The Enigma of Emily Dickenson

Originally presented at the Lakewood and Hudson Public Libraries

The first word of the first poem she ever wrote was “awake.” Almost two centuries later, Emily Dickinson is still jolting us into consciousness.

The legendary recluse in white, who spent most of her life hidden from the world in the small town of Amherst, Massachusetts, wrote poetry for 37 years and yet allowed only a handful of her poems to be published in her lifetime. It wasn’t until the middle of the 20th century, decades after her death in 1886, that all 1,789 of them were discovered and gathered into one book and published in their original, unedited form.
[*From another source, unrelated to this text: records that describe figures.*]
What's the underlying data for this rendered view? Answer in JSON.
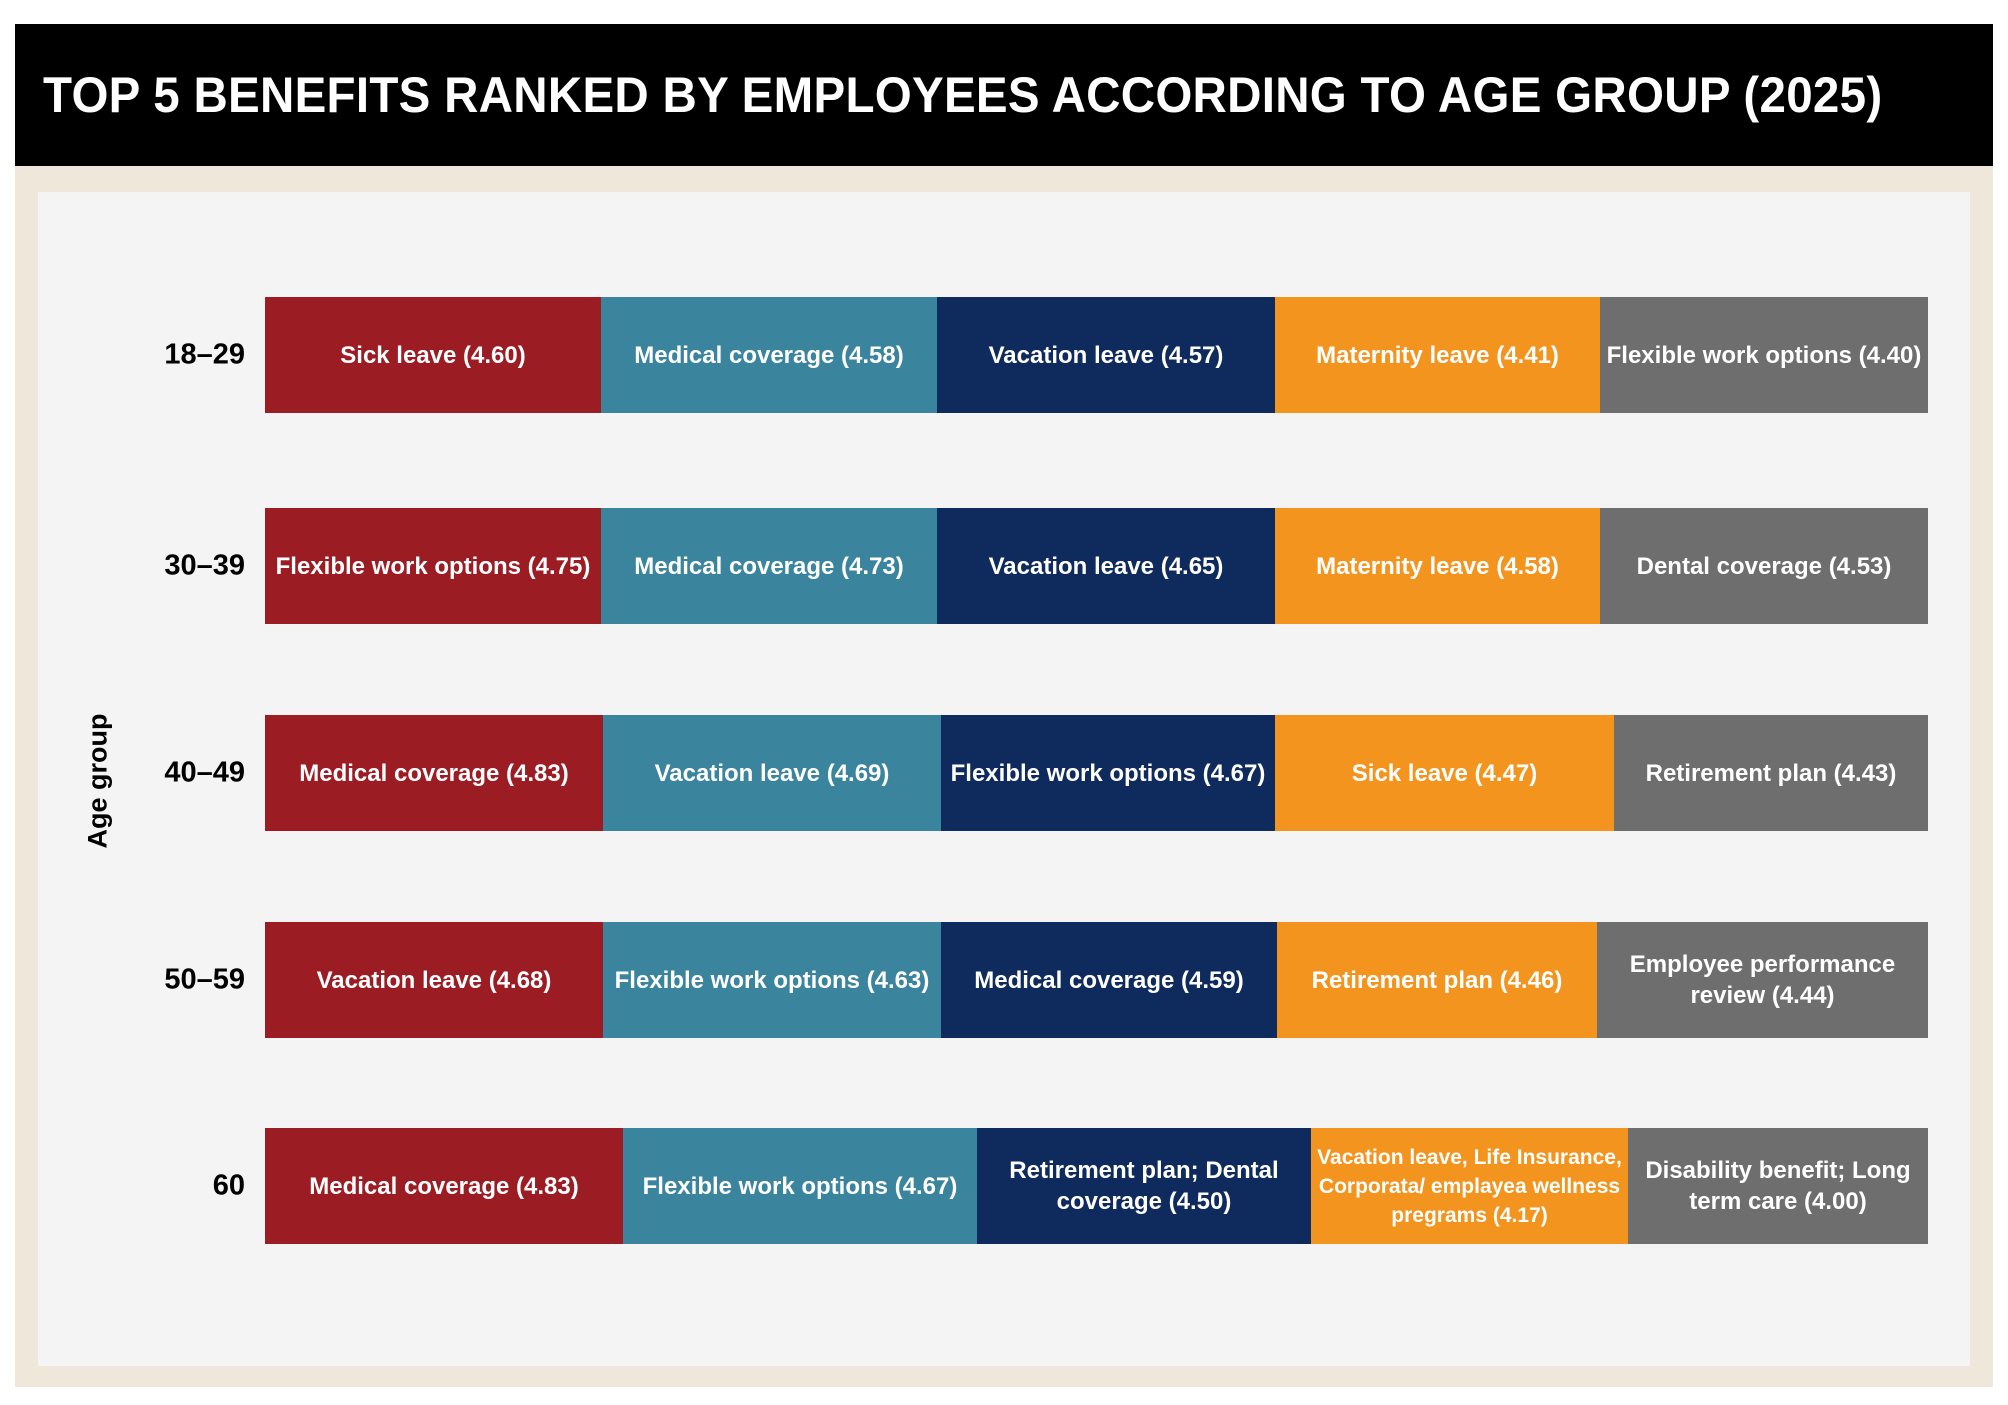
{
  "title": "TOP 5 BENEFITS RANKED BY EMPLOYEES ACCORDING TO AGE GROUP (2025)",
  "colors": {
    "rank1": "#9C1C24",
    "rank2": "#3A849E",
    "rank3": "#0F2A5C",
    "rank4": "#F3941F",
    "rank5": "#6E6E6F",
    "frame": "#EEE7DA",
    "panel": "#F4F4F4"
  },
  "chart_data": {
    "type": "table",
    "title": "TOP 5 BENEFITS RANKED BY EMPLOYEES ACCORDING TO AGE GROUP (2025)",
    "ylabel": "Age group",
    "categories": [
      "18–29",
      "30–39",
      "40–49",
      "50–59",
      "60"
    ],
    "ranks": [
      1,
      2,
      3,
      4,
      5
    ],
    "rows": [
      {
        "age": "18–29",
        "items": [
          {
            "rank": 1,
            "benefit": "Sick leave",
            "score": 4.6,
            "label": "Sick leave (4.60)"
          },
          {
            "rank": 2,
            "benefit": "Medical coverage",
            "score": 4.58,
            "label": "Medical coverage (4.58)"
          },
          {
            "rank": 3,
            "benefit": "Vacation leave",
            "score": 4.57,
            "label": "Vacation leave (4.57)"
          },
          {
            "rank": 4,
            "benefit": "Maternity leave",
            "score": 4.41,
            "label": "Maternity leave (4.41)"
          },
          {
            "rank": 5,
            "benefit": "Flexible work options",
            "score": 4.4,
            "label": "Flexible work options (4.40)"
          }
        ]
      },
      {
        "age": "30–39",
        "items": [
          {
            "rank": 1,
            "benefit": "Flexible work options",
            "score": 4.75,
            "label": "Flexible work options (4.75)"
          },
          {
            "rank": 2,
            "benefit": "Medical coverage",
            "score": 4.73,
            "label": "Medical coverage (4.73)"
          },
          {
            "rank": 3,
            "benefit": "Vacation leave",
            "score": 4.65,
            "label": "Vacation leave (4.65)"
          },
          {
            "rank": 4,
            "benefit": "Maternity leave",
            "score": 4.58,
            "label": "Maternity leave (4.58)"
          },
          {
            "rank": 5,
            "benefit": "Dental coverage",
            "score": 4.53,
            "label": "Dental coverage (4.53)"
          }
        ]
      },
      {
        "age": "40–49",
        "items": [
          {
            "rank": 1,
            "benefit": "Medical coverage",
            "score": 4.83,
            "label": "Medical coverage (4.83)"
          },
          {
            "rank": 2,
            "benefit": "Vacation leave",
            "score": 4.69,
            "label": "Vacation leave (4.69)"
          },
          {
            "rank": 3,
            "benefit": "Flexible work options",
            "score": 4.67,
            "label": "Flexible work options (4.67)"
          },
          {
            "rank": 4,
            "benefit": "Sick leave",
            "score": 4.47,
            "label": "Sick leave (4.47)"
          },
          {
            "rank": 5,
            "benefit": "Retirement plan",
            "score": 4.43,
            "label": "Retirement plan (4.43)"
          }
        ]
      },
      {
        "age": "50–59",
        "items": [
          {
            "rank": 1,
            "benefit": "Vacation leave",
            "score": 4.68,
            "label": "Vacation leave (4.68)"
          },
          {
            "rank": 2,
            "benefit": "Flexible work options",
            "score": 4.63,
            "label": "Flexible work options (4.63)"
          },
          {
            "rank": 3,
            "benefit": "Medical coverage",
            "score": 4.59,
            "label": "Medical coverage (4.59)"
          },
          {
            "rank": 4,
            "benefit": "Retirement plan",
            "score": 4.46,
            "label": "Retirement plan (4.46)"
          },
          {
            "rank": 5,
            "benefit": "Employee performance review",
            "score": 4.44,
            "label": "Employee performance review (4.44)"
          }
        ]
      },
      {
        "age": "60",
        "items": [
          {
            "rank": 1,
            "benefit": "Medical coverage",
            "score": 4.83,
            "label": "Medical coverage (4.83)"
          },
          {
            "rank": 2,
            "benefit": "Flexible work options",
            "score": 4.67,
            "label": "Flexible work options (4.67)"
          },
          {
            "rank": 3,
            "benefit": "Retirement plan; Dental coverage",
            "score": 4.5,
            "label": "Retirement plan; Dental coverage (4.50)"
          },
          {
            "rank": 4,
            "benefit": "Vacation leave, Life Insurance, Corporata/ emplayea wellness pregrams",
            "score": 4.17,
            "label": "Vacation leave, Life Insurance, Corporata/ emplayea wellness pregrams (4.17)"
          },
          {
            "rank": 5,
            "benefit": "Disability benefit; Long term care",
            "score": 4.0,
            "label": "Disability benefit; Long term care (4.00)"
          }
        ]
      }
    ]
  }
}
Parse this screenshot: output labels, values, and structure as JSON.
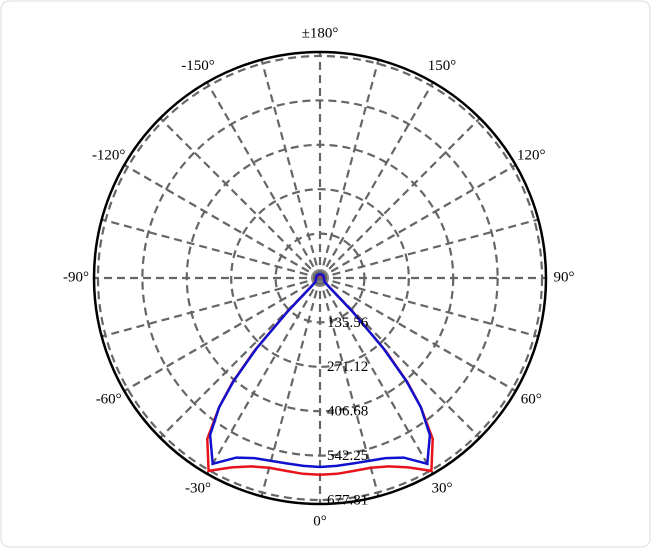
{
  "chart_data": {
    "type": "polar",
    "x": [
      -180,
      -150,
      -120,
      -90,
      -60,
      -50,
      -46,
      -44,
      -42,
      -40,
      -38,
      -35,
      -30,
      -25,
      -20,
      -15,
      -10,
      -5,
      0,
      5,
      10,
      15,
      20,
      25,
      30,
      35,
      38,
      40,
      42,
      44,
      46,
      50,
      60,
      90,
      120,
      150,
      180
    ],
    "series": [
      {
        "color": "#e8141c",
        "values": [
          10,
          10,
          10,
          12,
          15,
          20,
          40,
          150,
          300,
          415,
          500,
          600,
          680,
          638,
          612,
          600,
          598,
          600,
          601,
          600,
          598,
          600,
          612,
          638,
          680,
          600,
          500,
          415,
          300,
          150,
          40,
          20,
          15,
          12,
          10,
          10,
          10
        ]
      },
      {
        "color": "#1010d0",
        "values": [
          12,
          12,
          12,
          12,
          14,
          18,
          35,
          140,
          290,
          410,
          500,
          585,
          655,
          605,
          585,
          578,
          575,
          576,
          577,
          576,
          575,
          578,
          585,
          605,
          655,
          585,
          500,
          410,
          290,
          140,
          35,
          18,
          14,
          12,
          12,
          12,
          12
        ]
      }
    ],
    "rlim": [
      0,
      690
    ],
    "rticks": [
      135.56,
      271.12,
      406.68,
      542.25,
      677.81
    ],
    "xticks": [
      {
        "value": 0,
        "label": "0°"
      },
      {
        "value": 30,
        "label": "30°"
      },
      {
        "value": 60,
        "label": "60°"
      },
      {
        "value": 90,
        "label": "90°"
      },
      {
        "value": 120,
        "label": "120°"
      },
      {
        "value": 150,
        "label": "150°"
      },
      {
        "value": 180,
        "label": "±180°"
      },
      {
        "value": -150,
        "label": "-150°"
      },
      {
        "value": -120,
        "label": "-120°"
      },
      {
        "value": -90,
        "label": "-90°"
      },
      {
        "value": -60,
        "label": "-60°"
      },
      {
        "value": -30,
        "label": "-30°"
      }
    ],
    "grid": true
  }
}
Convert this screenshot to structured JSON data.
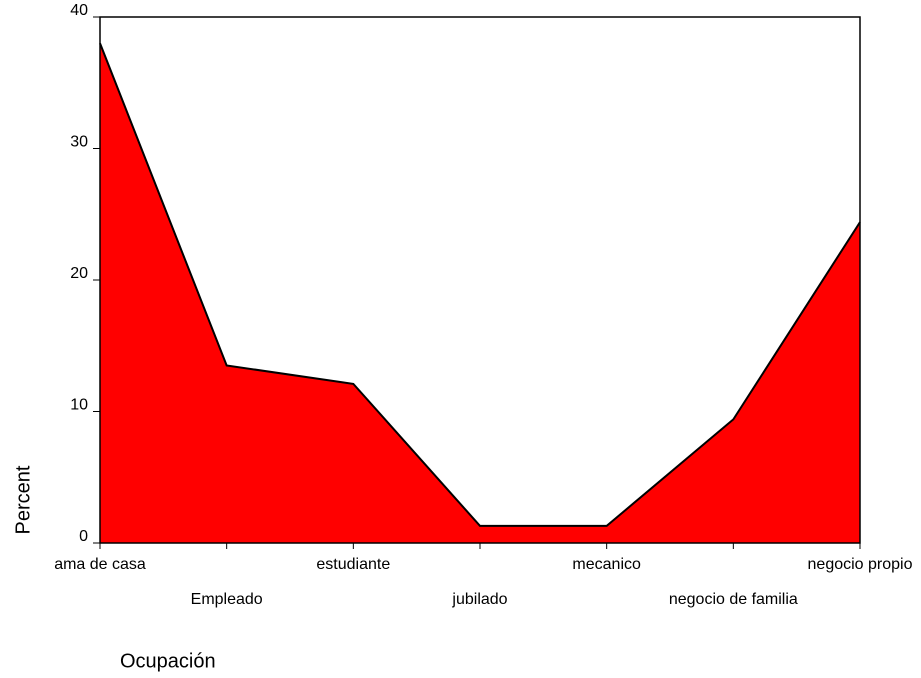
{
  "chart_data": {
    "type": "area",
    "x_label": "Ocupación",
    "y_label": "Percent",
    "categories": [
      "ama de casa",
      "Empleado",
      "estudiante",
      "jubilado",
      "mecanico",
      "negocio de familia",
      "negocio propio"
    ],
    "values": [
      38,
      13.5,
      12.1,
      1.3,
      1.3,
      9.4,
      24.4
    ],
    "color": "#ff0000",
    "ylim": [
      0,
      40
    ],
    "yticks": [
      0,
      10,
      20,
      30,
      40
    ],
    "grid": false
  }
}
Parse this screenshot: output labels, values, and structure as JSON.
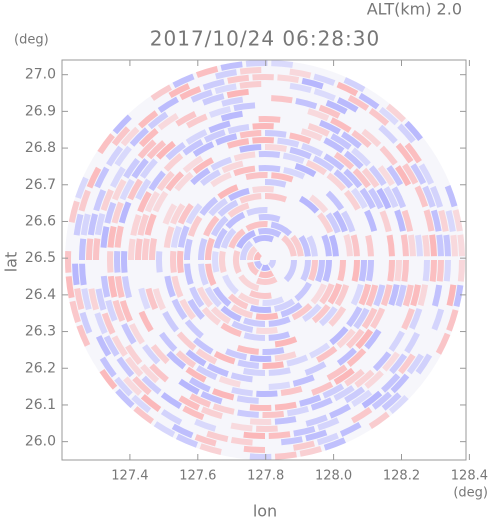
{
  "chart_data": {
    "type": "ppi",
    "title": "2017/10/24 06:28:30",
    "subtitle": "ALT(km) 2.0",
    "x_label": "lon",
    "x_unit": "(deg)",
    "y_label": "lat",
    "y_unit": "(deg)",
    "xlim": [
      127.2,
      128.39
    ],
    "ylim": [
      25.95,
      27.04
    ],
    "xticks": [
      127.4,
      127.6,
      127.8,
      {
        "value": 128.0,
        "label": "128.0"
      },
      128.2,
      128.4
    ],
    "yticks": [
      {
        "value": 26.0,
        "label": "26.0"
      },
      26.1,
      26.2,
      26.3,
      26.4,
      26.5,
      26.6,
      26.7,
      26.8,
      26.9,
      {
        "value": 27.0,
        "label": "27.0"
      }
    ]
  }
}
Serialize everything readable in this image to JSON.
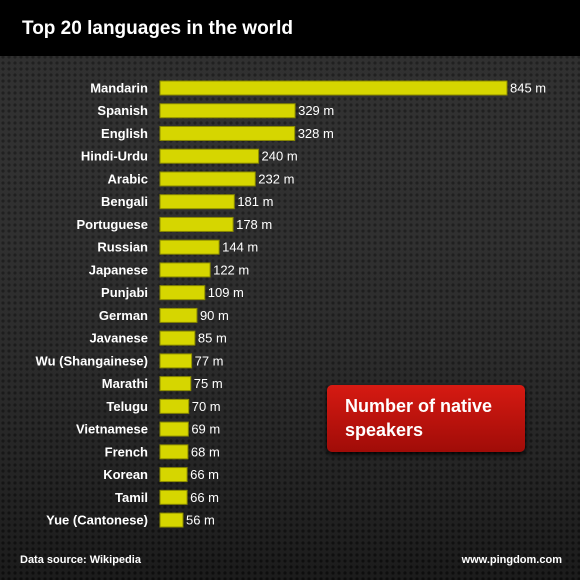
{
  "chart_data": {
    "type": "barh",
    "title": "Top 20 languages in the world",
    "categories": [
      "Mandarin",
      "Spanish",
      "English",
      "Hindi-Urdu",
      "Arabic",
      "Bengali",
      "Portuguese",
      "Russian",
      "Japanese",
      "Punjabi",
      "German",
      "Javanese",
      "Wu (Shangainese)",
      "Marathi",
      "Telugu",
      "Vietnamese",
      "French",
      "Korean",
      "Tamil",
      "Yue (Cantonese)"
    ],
    "values": [
      845,
      329,
      328,
      240,
      232,
      181,
      178,
      144,
      122,
      109,
      90,
      85,
      77,
      75,
      70,
      69,
      68,
      66,
      66,
      56
    ],
    "value_labels": [
      "845 m",
      "329 m",
      "328 m",
      "240 m",
      "232 m",
      "181 m",
      "178 m",
      "144 m",
      "122 m",
      "109 m",
      "90 m",
      "85 m",
      "77 m",
      "75 m",
      "70 m",
      "69 m",
      "68 m",
      "66 m",
      "66 m",
      "56 m"
    ],
    "color": "#d6d600",
    "xlim": [
      0,
      845
    ],
    "annotation": "Number of native speakers",
    "source": "Data source: Wikipedia",
    "credit": "www.pingdom.com"
  }
}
But, according to recent scholarship and new biographies, the myth of the shy, virginal woman in the white dress hidden away in a room in her father’s house, writing poems on scraps of paper, is just too simplistic. The Dickinson of these books is, what would be considered in her own time as “naughty” — a fiercely passionate poetic pioneer with a withering wit and yearnings that, like a good poem, can lift the top of your head off. Dickinson’s avoidance of public life, it has been hypothesized, might have had a less romantic cause: epilepsy. She and her family knew the safest and most practical way to deal with her condition would have been for Emily to simply remain at home.

The debate rages on, but, whatever the case, ever since her work first came to light, Dickinson and her work have never suffered from a shortage of fans and admirers; she is now widely considered one of the United States’ greatest poets. WordStage examines her life and literary legacy through her own poems, letters and diaries and the music of her time.